Religioso, o ex-ministro disse que vai rezar pelo Brasil para que tudo passe da melhor forma possível. "Ficarei nas minhas orações, em minha devoção inabalável em Nossa Senhora Aparecida".
Ele concluiu a fala dizendo que, no minuto em que encerra a trajetória como ministro, segue "trabalhando o dobro como cidadão". Sobre o rumor de que pode assumir cargo na Secretaria de Saúde de Goiás, ele não confirmou.
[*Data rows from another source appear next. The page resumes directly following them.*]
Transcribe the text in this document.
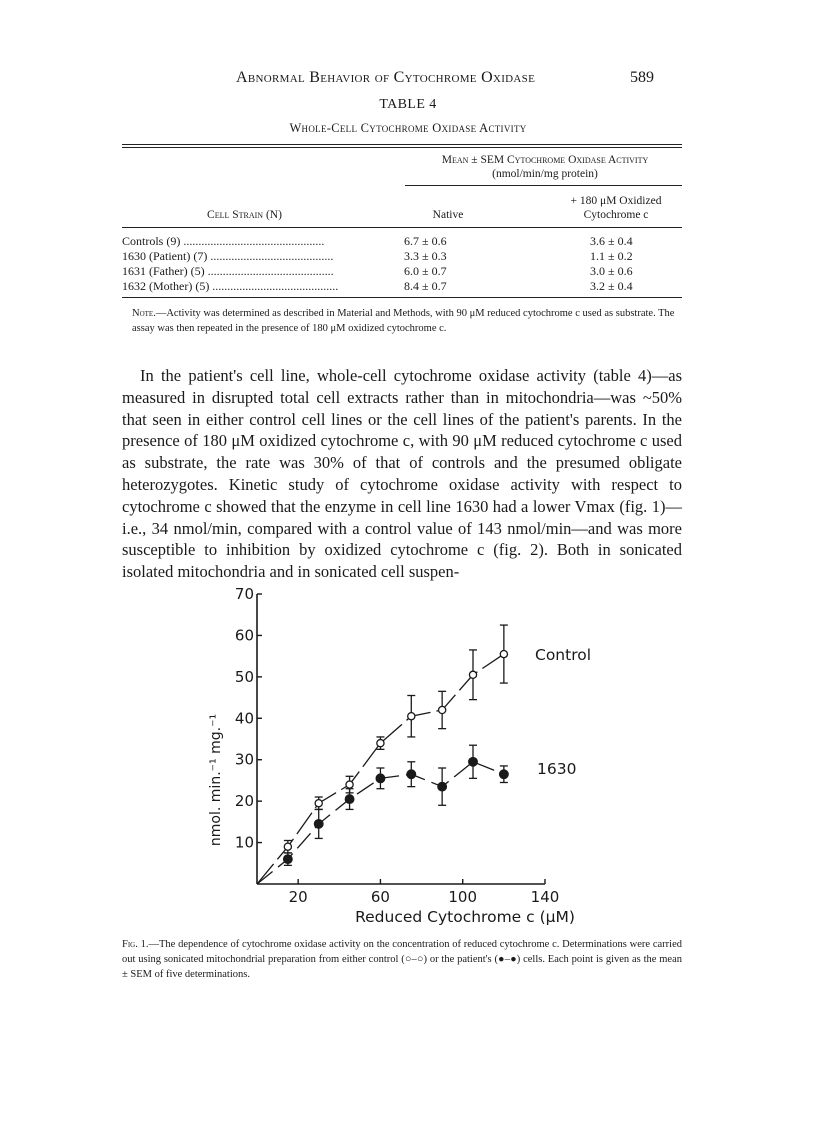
Abnormal Behavior of Cytochrome Oxidase	589
TABLE 4
Whole-Cell Cytochrome Oxidase Activity
Mean ± SEM Cytochrome Oxidase Activity
(nmol/min/mg protein)
Cell Strain (N)	Native
+ 180 μM Oxidized
Cytochrome c
Controls (9) ...............................................	6.7 ± 0.6	3.6 ± 0.4
1630 (Patient) (7) .........................................	3.3 ± 0.3	1.1 ± 0.2
1631 (Father) (5) ..........................................	6.0 ± 0.7	3.0 ± 0.6
1632 (Mother) (5) ..........................................	8.4 ± 0.7	3.2 ± 0.4
Note.—Activity was determined as described in Material and Methods, with 90 μM reduced cytochrome c used as substrate. The assay was then repeated in the presence of 180 μM oxidized cytochrome c.
In the patient's cell line, whole-cell cytochrome oxidase activity (table 4)—as measured in disrupted total cell extracts rather than in mitochondria—was ~50% that seen in either control cell lines or the cell lines of the patient's parents. In the presence of 180 μM oxidized cytochrome c, with 90 μM reduced cytochrome c used as substrate, the rate was 30% of that of controls and the presumed obligate heterozygotes. Kinetic study of cytochrome oxidase activity with respect to cytochrome c showed that the enzyme in cell line 1630 had a lower Vmax (fig. 1)—i.e., 34 nmol/min, compared with a control value of 143 nmol/min—and was more susceptible to inhibition by oxidized cytochrome c (fig. 2). Both in sonicated isolated mitochondria and in sonicated cell suspen-
10
20
30
40
50
60
70
20	60	100	140
nmol. min.⁻¹ mg.⁻¹
Reduced Cytochrome c (μM)
Control
1630
Fig. 1.—The dependence of cytochrome oxidase activity on the concentration of reduced cytochrome c. Determinations were carried out using sonicated mitochondrial preparation from either control (○–○) or the patient's (●–●) cells. Each point is given as the mean ± SEM of five determinations.
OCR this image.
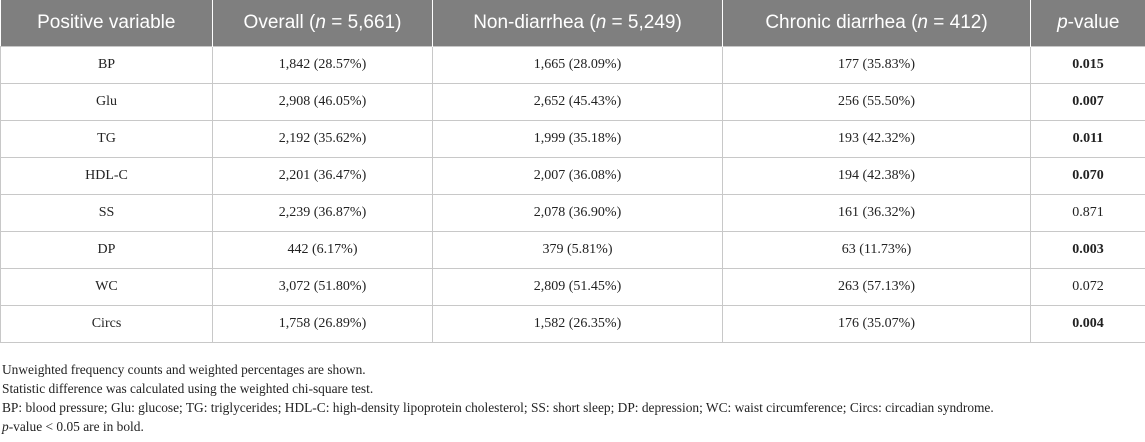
Positive variable	Overall (n = 5,661)	Non-diarrhea (n = 5,249)	Chronic diarrhea (n = 412)	p-value
BP	1,842 (28.57%)	1,665 (28.09%)	177 (35.83%)	0.015
Glu	2,908 (46.05%)	2,652 (45.43%)	256 (55.50%)	0.007
TG	2,192 (35.62%)	1,999 (35.18%)	193 (42.32%)	0.011
HDL-C	2,201 (36.47%)	2,007 (36.08%)	194 (42.38%)	0.070
SS	2,239 (36.87%)	2,078 (36.90%)	161 (36.32%)	0.871
DP	442 (6.17%)	379 (5.81%)	63 (11.73%)	0.003
WC	3,072 (51.80%)	2,809 (51.45%)	263 (57.13%)	0.072
Circs	1,758 (26.89%)	1,582 (26.35%)	176 (35.07%)	0.004
Unweighted frequency counts and weighted percentages are shown.
Statistic difference was calculated using the weighted chi-square test.
BP: blood pressure; Glu: glucose; TG: triglycerides; HDL-C: high-density lipoprotein cholesterol; SS: short sleep; DP: depression; WC: waist circumference; Circs: circadian syndrome.
p-value < 0.05 are in bold.
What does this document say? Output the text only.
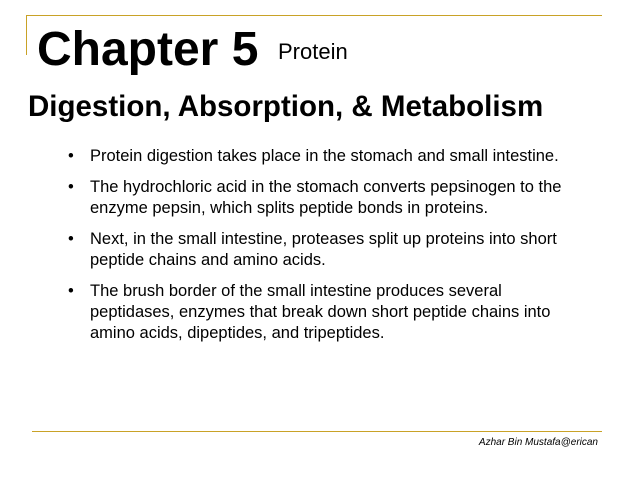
Chapter 5 Protein
Digestion, Absorption, & Metabolism
• Protein digestion takes place in the stomach and small intestine.
• The hydrochloric acid in the stomach converts pepsinogen to the enzyme pepsin, which splits peptide bonds in proteins.
• Next, in the small intestine, proteases split up proteins into short peptide chains and amino acids.
• The brush border of the small intestine produces several peptidases, enzymes that break down short peptide chains into amino acids, dipeptides, and tripeptides.
Azhar Bin Mustafa@erican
Ainda no comando do Ministério, Mandetta se tornou alvo do núcleo ideológico do Governo. Um dossiê foi montado contra o então ministro. A ideia era mostrar que Mandetta cometeu erros na condução do combate ao coronavírus, para que não saísse como "vítima" da crise. A estratégia foi desenhada para desgastar a imagem do agora ex-ministro desde que o confronto entre ele e Bolsonaro aumentou. Para a ala ideológica, a permanência do ministro após a série de atritos com o presidente foi um "tiro no pé", que deve ser debitado na conta dos militares da Esplanada.
Os bolsonaristas compartilharam o dossiê acusando Mandetta de ser lobista de planos de saúde e de ter defendido "a destruição do SUS". Mandetta foi dirigente de uma operadora de saúde entre 2001 e 2004 em Campo Grande (MS). Deixou o posto para assumir a Secretaria de Saúde daquela cidade. Permaneceu no cargo entre 2005 a 2010. O mesmo documento afirma ainda que o município teve de devolver à União R$ 14,8 milhões. Mandetta sempre contestou a acusação e não chegou a virar réu.
Desafios do novo ministro da Saúde
Ampliar testagem
O Brasil terá de aumentar a disponibilidade de testes para detectar o novo coronavírus, a fim de identificar doentes e controlar a doença. A oferta de testes rápidos pode contribuir com essa meta.
Reforçar atendimento
O risco de colapso do SUS é real. O Governo terá de aumentar os gastos com a construção de hospitais de campanha, contratação de profissionais de Saúde e aquisição de equipamentos.
Equipar leitos de UTI
O Brasil enfrenta dificuldades de importar equipamentos como respiradores devido à elevada demanda dos outros países por esses aparelhos, cruciais para salvar vidas de pacientes em estado crítico da doença.
Dialogar com estados
O novo ministro terá de montar uma estratégia de coordenação das ações de combate à pandemia com os secretários estaduais de Saúde, superando rixas políticas que dificultam a união de esforços.
Tato político
Ex-ministros já reclamaram do estilo de governar de Bolsonaro e dos entraves das diversas alas do Governo, da militar à ideológica. Teich terá de conciliar demandas.